Titanium oxide is often decorated with metal nano-particles and either serves as a catalyst support or enables photocatalytic activity. The activity of these systems degrades over time due to catalytic particle agglomeration and growth by Ostwald ripening where adatoms dissociate from metal particles, diffuse across the surface and add to other metal particles. In this work, we use density functional theory calculations to study the diffusion mechanisms of select group VIII and 1B late-transition metal adatoms commonly used in catalysis and photocatalysis (Au, Ag, Cu, Pt, Rh, Ni, Co and Fe) on the anatase TiO2(101) surface. All metal adatoms preferentially occupy the bridge site between two 2-fold-coordinated oxygen anions (O2c).

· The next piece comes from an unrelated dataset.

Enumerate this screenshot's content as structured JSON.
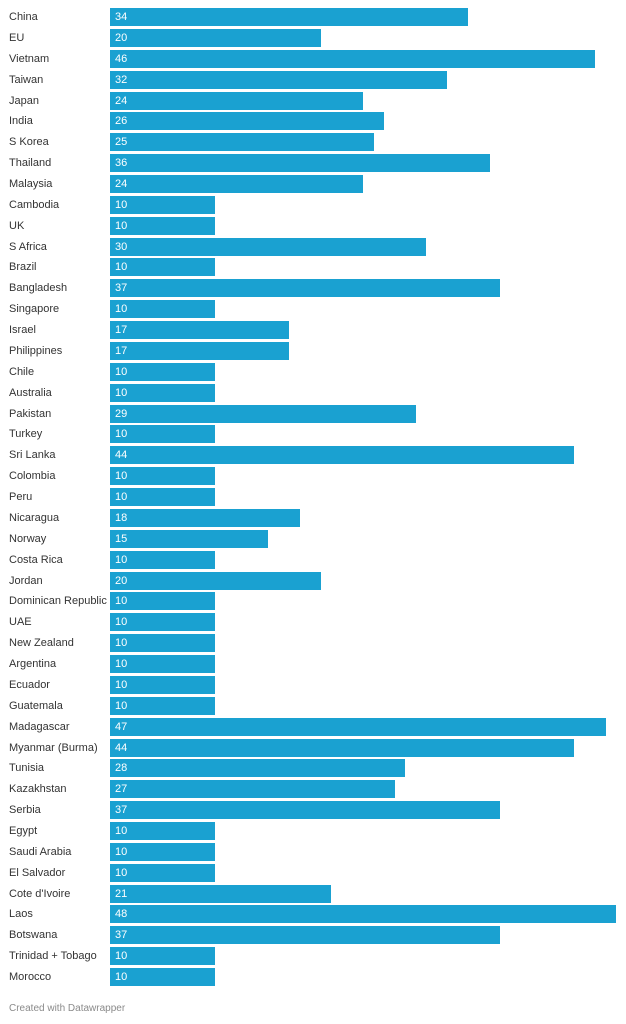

Surface migration was investigated by calculating the minimum energy pathway from one bridge site to another along three pathways: two in the [010] direction along a row of surface O2c anions and one in the [10] direction between two rows of surface O2c anions. For all adatoms, migration along the [010] direction is favored over migration along the [10] direction due to closer packing of the atoms in the [010] direction and therefore stronger adatom–surface interactions. As the adatom hops along the [010] direction, it preferentially moves through a metastable OTiO structure in which the adatom partially embeds itself within the surface, with the exception of Au, which remains above the surface. The adatoms migrate with relative activation energies of: Au (0.24 eV) < Ag (0.48 eV) < Rh (0.60 eV) < Co (0.78 eV) < Pt (0.84 eV) < Ni (0.86 eV) < Cu (1.23 eV) < Fe (1.79 eV) along the favored pathway. This preference arises from the strength of adatom–surface bonding and the electronegativity difference between the metal adatom and the TiO2 surface. We found a linear correlation between the binding energy/electronegativity and the activation energy for hopping where stronger binding energies and more oxidized adatoms have higher activation energies for adatom migration. The linear correlation developed in this work enables rapid estimations of the hopping rates of other transition metal adatoms across the TiO2 surface.